Direct call — arborist canon <key> "<input>" runs the named
π* against the given input and prints the canonical bytes. No
shards, no LLM, no audit chain. Pure projection.
$ arborist canon arithmetic@v1 "0.1 + 0.2"
3/10
$ arborist canon logic-kernel@v1 "(NOT B) IMPL (NOT A)"
(NOT A OR B)
$ arborist canon time-series-quantized@v1 \
'{"dt":1,"dv":0.1,"samples":[[0,1.0],[1,2.0]]}'
dt=1;dv=0.1;n=2;t0=0:10|20
# registry contents:
$ arborist canon --list
arithmetic@v1 arithmetic
claim-lattice@v1 text
code-py-ast@v1 code
logic-kernel@v1 logic
tabular-pinned@v1 tabular
time-series-quantized@v1 time-series
wikitext-base@v1 text-or-wikitext
# JSON envelope w/ canonical-bytes SHA-256:
$ arborist canon --json arithmetic@v1 "0.1 + 0.2"
{"pi_star_ref":"arithmetic@v1","input":"0.1 + 0.2",
"canonical":"3/10","canonical_sha256":"088ae5cc..."}
Auto-routed via arborist query — pure-arithmetic and
pure-propositional questions short-circuit the RAG path and answer
directly through arithmetic@v1 / logic-kernel@v1. The result
gets a synthetic audit_mode = CANONICAL_PROJECTION and renders as
CANONICAL · via <pi_star_ref>:
$ arborist query "0.1 + 0.2"
0.1 + 0.2
CANONICAL · via arithmetic@v1 0.0s (projected)
3/10
$ arborist query "A IMPL B"
A IMPL B
CANONICAL · via logic-kernel@v1 0.0s (projected)
(NOT A OR B)
The sniff is conservative — pure-arithmetic shape (digits + ops, no
letters) or pure-propositional shape (uppercase atoms + reserved
keywords only). Anything natural-language (“what is 0.1 + 0.2?”)

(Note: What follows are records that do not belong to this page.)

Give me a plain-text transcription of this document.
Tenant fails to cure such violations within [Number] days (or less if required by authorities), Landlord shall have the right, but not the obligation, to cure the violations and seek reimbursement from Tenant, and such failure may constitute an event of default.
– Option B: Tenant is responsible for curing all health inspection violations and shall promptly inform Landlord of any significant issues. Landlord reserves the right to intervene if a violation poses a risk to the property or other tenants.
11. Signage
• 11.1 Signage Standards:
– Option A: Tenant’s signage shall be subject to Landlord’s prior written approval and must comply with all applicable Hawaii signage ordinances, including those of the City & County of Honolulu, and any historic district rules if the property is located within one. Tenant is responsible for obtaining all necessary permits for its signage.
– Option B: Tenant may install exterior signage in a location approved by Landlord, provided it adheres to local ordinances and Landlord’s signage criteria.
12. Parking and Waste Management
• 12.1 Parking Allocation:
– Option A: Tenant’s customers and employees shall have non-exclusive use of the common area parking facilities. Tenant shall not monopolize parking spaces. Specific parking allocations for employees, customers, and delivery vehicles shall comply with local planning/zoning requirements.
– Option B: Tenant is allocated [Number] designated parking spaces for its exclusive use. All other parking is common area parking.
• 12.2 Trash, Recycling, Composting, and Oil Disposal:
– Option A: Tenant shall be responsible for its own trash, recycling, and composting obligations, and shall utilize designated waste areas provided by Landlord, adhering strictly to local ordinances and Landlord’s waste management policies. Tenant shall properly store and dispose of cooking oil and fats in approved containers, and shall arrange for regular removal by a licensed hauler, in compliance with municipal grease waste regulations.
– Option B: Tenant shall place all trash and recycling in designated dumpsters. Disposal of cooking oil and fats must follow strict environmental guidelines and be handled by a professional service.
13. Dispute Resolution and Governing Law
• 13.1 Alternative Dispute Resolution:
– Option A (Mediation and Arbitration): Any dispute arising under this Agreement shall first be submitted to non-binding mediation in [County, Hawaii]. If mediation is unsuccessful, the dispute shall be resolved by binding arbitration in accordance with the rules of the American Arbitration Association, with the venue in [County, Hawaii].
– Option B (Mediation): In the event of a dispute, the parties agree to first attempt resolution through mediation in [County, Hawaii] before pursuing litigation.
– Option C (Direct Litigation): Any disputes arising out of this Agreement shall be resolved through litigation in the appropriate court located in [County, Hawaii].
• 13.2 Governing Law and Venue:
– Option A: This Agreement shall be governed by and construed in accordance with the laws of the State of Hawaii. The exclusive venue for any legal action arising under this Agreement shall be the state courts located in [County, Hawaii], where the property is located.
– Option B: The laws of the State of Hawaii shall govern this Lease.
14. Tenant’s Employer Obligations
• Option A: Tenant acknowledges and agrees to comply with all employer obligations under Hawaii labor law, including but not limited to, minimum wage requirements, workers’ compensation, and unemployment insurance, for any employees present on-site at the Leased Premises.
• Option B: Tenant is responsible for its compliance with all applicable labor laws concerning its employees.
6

falls through to the existing RAG path. Pass
--no-canonical-preflight to force the RAG path even on
matching input — useful when bench-comparing the canonical answer
against the LLM’s reply. Disable per-call via
policy["canonical_projection_preflight"] = False.
Composition algebra#
Two π*’s can be composed into a third via
arborist.pi_star.compose():
from arborist.pi_star import compose
chain = compose("wikitext-base@v1", "claim-lattice@v1")
# Auto-registers as "wikitext-base-then-claim-lattice@v1"
chain.canonicalize(b"- The release date was July 3, 1985. [E1]")
Each composition is itself a registered π* with its own key. See
docs/pi-star-composition.md for the algebra (type
compatibility, determinism preservation, equivalence-class
preservation, projective vs invertible compositions).